In 2010, one of NASA’s planned experiments with squirrel monkeys caused a public outcry. The agency wanted to subject 27 of the primates to doses of radiation, to help it “predict neurobehavioral effects of space radiation” on astronauts. People for the Ethical Treatment of Animals (PETA), high profile figures, and numerous members of the public condemned the plan. After the outcry, NASA shelved the planned experiments.
Meanwhile, Cruelty Free International criticized another NASA experiment in 2016. The agency had sent a group of mice to space to experiment on them while they were in orbit. As Cruelty Free International explained at the time, researchers claimed that the experiments would “benefit future astronauts and patients on Earth who suffer from muscle-wasting conditions such as motor neuron disease (known as ALS in the US)”.
“Cruel and pointless”
However, the group argued that the “likelihood of this research translating into any meaningful treatment for humans is extremely low”. It said that researchers had tested around a dozen ALS-related drugs on non-human animals in the past decade. But it claimed that all of these drugs “failed in humans” during clinical trials, apart from one that had “minimal benefit”. As such, Cruelty Free International said the experiment was “cruel and pointless”.
In a 2014 article, the president of the New England Anti-Vivisection Society, Theodora Capaldo, also questioned the efficiency of experimentation on non-human animals. She wrote that many “drugs that appear safe and effective in animals fail in humans, or cause significant harm, and even death”. Capaldo cited a 2004 U.S. Food and Drug Administration study that found 92% of drugs that entered clinical trials after research involving non-human animals didn’t receive approval. She questioned why researchers don’t “shift funding to promising animal-free technologies” rather than remaining “stuck in a model developed more than 100 years ago”.
Thankfully, some researchers are developing alternatives to non-human animal testing. Cell cultures, meaning growing human cells in laboratories, is one area of exploration. Scientists are now even growing human cells on tiny scaffolds in a way that mimics the functioning of organs, known as “organs-on-a-chip.” Studies on humans and on human tissue donated by volunteers are additional options. Of course, in our technological age, researchers are also exploring how computer models and algorithms can provide alternatives to non-human animal testing.
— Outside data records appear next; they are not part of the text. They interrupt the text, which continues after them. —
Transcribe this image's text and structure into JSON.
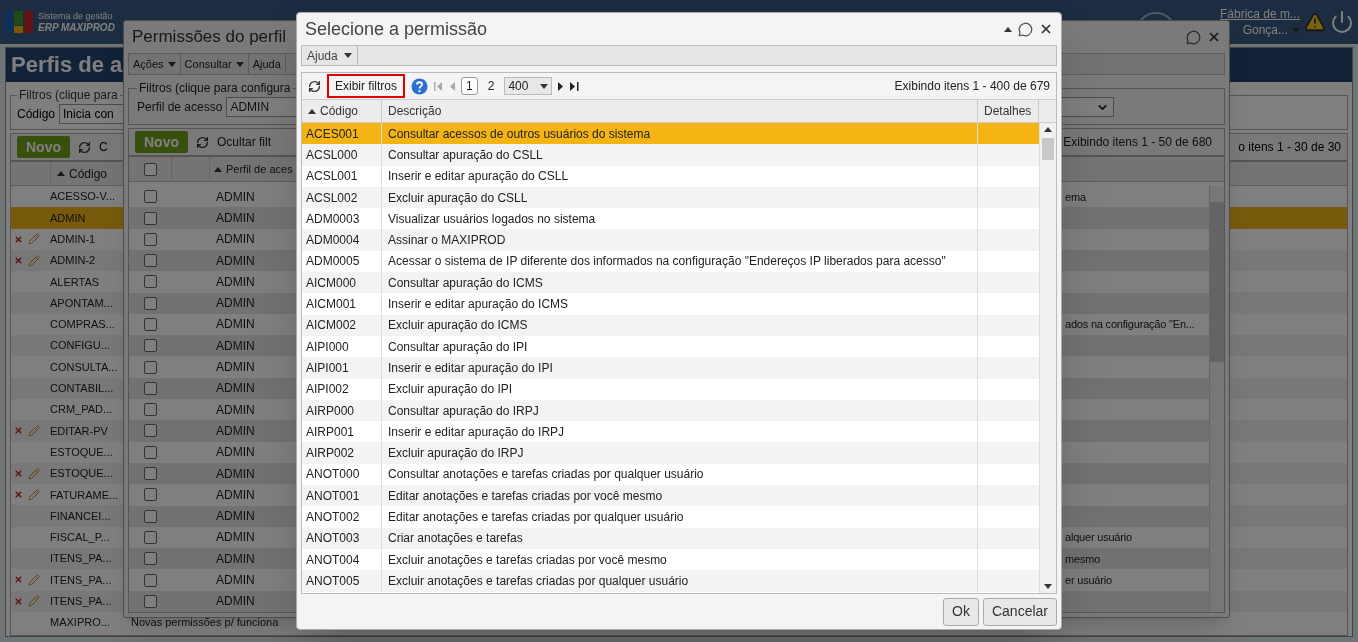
{
  "app": {
    "brand_line1": "Sistema de gestão",
    "brand_line2": "ERP MAXIPROD",
    "company": "Fábrica de m...",
    "user": "Gonça..."
  },
  "page": {
    "title": "Perfis de a",
    "filters_legend": "Filtros (clique para",
    "filter_label": "Código",
    "filter_value": "Inicia con",
    "new_button": "Novo",
    "toolbar_text": "C",
    "pager_text": "o itens 1 - 30 de 30",
    "column": "Código",
    "rows": [
      {
        "code": "ACESSO-V...",
        "selected": false,
        "editable": false
      },
      {
        "code": "ADMIN",
        "selected": true,
        "editable": false
      },
      {
        "code": "ADMIN-1",
        "selected": false,
        "editable": true
      },
      {
        "code": "ADMIN-2",
        "selected": false,
        "editable": true
      },
      {
        "code": "ALERTAS",
        "selected": false,
        "editable": false
      },
      {
        "code": "APONTAM...",
        "selected": false,
        "editable": false
      },
      {
        "code": "COMPRAS...",
        "selected": false,
        "editable": false
      },
      {
        "code": "CONFIGU...",
        "selected": false,
        "editable": false
      },
      {
        "code": "CONSULTA...",
        "selected": false,
        "editable": false
      },
      {
        "code": "CONTABIL...",
        "selected": false,
        "editable": false
      },
      {
        "code": "CRM_PAD...",
        "selected": false,
        "editable": false
      },
      {
        "code": "EDITAR-PV",
        "selected": false,
        "editable": true
      },
      {
        "code": "ESTOQUE...",
        "selected": false,
        "editable": false
      },
      {
        "code": "ESTOQUE...",
        "selected": false,
        "editable": true
      },
      {
        "code": "FATURAME...",
        "selected": false,
        "editable": true
      },
      {
        "code": "FINANCEI...",
        "selected": false,
        "editable": false
      },
      {
        "code": "FISCAL_P...",
        "selected": false,
        "editable": false
      },
      {
        "code": "ITENS_PA...",
        "selected": false,
        "editable": false
      },
      {
        "code": "ITENS_PA...",
        "selected": false,
        "editable": true
      },
      {
        "code": "ITENS_PA...",
        "selected": false,
        "editable": true
      },
      {
        "code": "MAXIPRO...",
        "selected": false,
        "editable": false,
        "description": "Novas permissões p/ funciona"
      }
    ]
  },
  "permissions_window": {
    "title": "Permissões do perfil",
    "menu": [
      "Ações",
      "Consultar",
      "Ajuda"
    ],
    "filters_legend": "Filtros (clique para configura",
    "filter_label": "Perfil de acesso",
    "filter_value": "ADMIN",
    "new_button": "Novo",
    "hide_filters": "Ocultar filt",
    "all_checked": false,
    "status": "Exibindo itens 1 - 50 de 680",
    "column": "Perfil de aces",
    "rows": [
      {
        "profile": "ADMIN",
        "checked": false,
        "description_tail": "ema"
      },
      {
        "profile": "ADMIN",
        "checked": false
      },
      {
        "profile": "ADMIN",
        "checked": false
      },
      {
        "profile": "ADMIN",
        "checked": false
      },
      {
        "profile": "ADMIN",
        "checked": false
      },
      {
        "profile": "ADMIN",
        "checked": false
      },
      {
        "profile": "ADMIN",
        "checked": false,
        "description_tail": "ados na configuração \"En..."
      },
      {
        "profile": "ADMIN",
        "checked": false
      },
      {
        "profile": "ADMIN",
        "checked": false
      },
      {
        "profile": "ADMIN",
        "checked": false
      },
      {
        "profile": "ADMIN",
        "checked": false
      },
      {
        "profile": "ADMIN",
        "checked": false
      },
      {
        "profile": "ADMIN",
        "checked": false
      },
      {
        "profile": "ADMIN",
        "checked": false
      },
      {
        "profile": "ADMIN",
        "checked": false
      },
      {
        "profile": "ADMIN",
        "checked": false
      },
      {
        "profile": "ADMIN",
        "checked": false,
        "description_tail": "alquer usuário"
      },
      {
        "profile": "ADMIN",
        "checked": false,
        "description_tail": "mesmo"
      },
      {
        "profile": "ADMIN",
        "checked": false,
        "description_tail": "er usuário"
      },
      {
        "profile": "ADMIN",
        "checked": false
      }
    ]
  },
  "dialog": {
    "title": "Selecione a permissão",
    "menu": [
      "Ajuda"
    ],
    "filters_button": {
      "label": "Exibir filtros",
      "highlighted": true
    },
    "pages": [
      {
        "label": "1",
        "selected": true
      },
      {
        "label": "2",
        "selected": false
      }
    ],
    "page_size": "400",
    "status": "Exibindo itens 1 - 400 de 679",
    "columns": [
      "Código",
      "Descrição",
      "Detalhes"
    ],
    "rows": [
      {
        "code": "ACES001",
        "description": "Consultar acessos de outros usuários do sistema",
        "selected": true
      },
      {
        "code": "ACSL000",
        "description": "Consultar apuração do CSLL",
        "selected": false
      },
      {
        "code": "ACSL001",
        "description": "Inserir e editar apuração do CSLL",
        "selected": false
      },
      {
        "code": "ACSL002",
        "description": "Excluir apuração do CSLL",
        "selected": false
      },
      {
        "code": "ADM0003",
        "description": "Visualizar usuários logados no sistema",
        "selected": false
      },
      {
        "code": "ADM0004",
        "description": "Assinar o MAXIPROD",
        "selected": false
      },
      {
        "code": "ADM0005",
        "description": "Acessar o sistema de IP diferente dos informados na configuração \"Endereços IP liberados para acesso\"",
        "selected": false
      },
      {
        "code": "AICM000",
        "description": "Consultar apuração do ICMS",
        "selected": false
      },
      {
        "code": "AICM001",
        "description": "Inserir e editar apuração do ICMS",
        "selected": false
      },
      {
        "code": "AICM002",
        "description": "Excluir apuração do ICMS",
        "selected": false
      },
      {
        "code": "AIPI000",
        "description": "Consultar apuração do IPI",
        "selected": false
      },
      {
        "code": "AIPI001",
        "description": "Inserir e editar apuração do IPI",
        "selected": false
      },
      {
        "code": "AIPI002",
        "description": "Excluir apuração do IPI",
        "selected": false
      },
      {
        "code": "AIRP000",
        "description": "Consultar apuração do IRPJ",
        "selected": false
      },
      {
        "code": "AIRP001",
        "description": "Inserir e editar apuração do IRPJ",
        "selected": false
      },
      {
        "code": "AIRP002",
        "description": "Excluir apuração do IRPJ",
        "selected": false
      },
      {
        "code": "ANOT000",
        "description": "Consultar anotações e tarefas criadas por qualquer usuário",
        "selected": false
      },
      {
        "code": "ANOT001",
        "description": "Editar anotações e tarefas criadas por você mesmo",
        "selected": false
      },
      {
        "code": "ANOT002",
        "description": "Editar anotações e tarefas criadas por qualquer usuário",
        "selected": false
      },
      {
        "code": "ANOT003",
        "description": "Criar anotações e tarefas",
        "selected": false
      },
      {
        "code": "ANOT004",
        "description": "Excluir anotações e tarefas criadas por você mesmo",
        "selected": false
      },
      {
        "code": "ANOT005",
        "description": "Excluir anotações e tarefas criadas por qualquer usuário",
        "selected": false
      }
    ],
    "buttons": [
      "Ok",
      "Cancelar"
    ]
  }
}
As Warren Casey, the director of the U.S. National Toxicology Program’s Interagency Center for the Evaluation of Alternative Toxicological Methods, pointed out in 2019, alternatives could be “much cheaper and much faster” than non-human animal testing.
Casey said, “ethics, efficiency and human relevance” are driving the search for alternatives. However, arguably “sustainability” should also be on that list.
Experimentation on non-human animals is grounded in anthropocentrism. That’s essentially the idea that humans are the center of the universe and uniquely possess an intrinsic value. As such, anthropocentrism would have it that all other lives are “lesser” and can be sacrificed for the “greater” human good.
It is this mindset that has guided the actions of many humans towards other animals, in a multitude of ways, through the centuries. As the current biodiversity crisis shows, however, anthropocentrism is unsustainable. It’s resulted in a rapid depletion of the world’s species. To turn this travesty around, the UN has urged people to “make peace with nature.” For anyone wedded to anthropocentrism, one way of doing so would be to seriously dial their human-centric mindset down.
It’s hard to think of a better illustration of the belief in human supremacy than experimentation on earthly non-human living beings just to make it easier for people to blast off into space. So people at NASA could tackle that institution’s anthropocentric issues, and start to make peace with nature, by not forcing other animals to orbit the Earth and stop testing on them in the name of space exploration.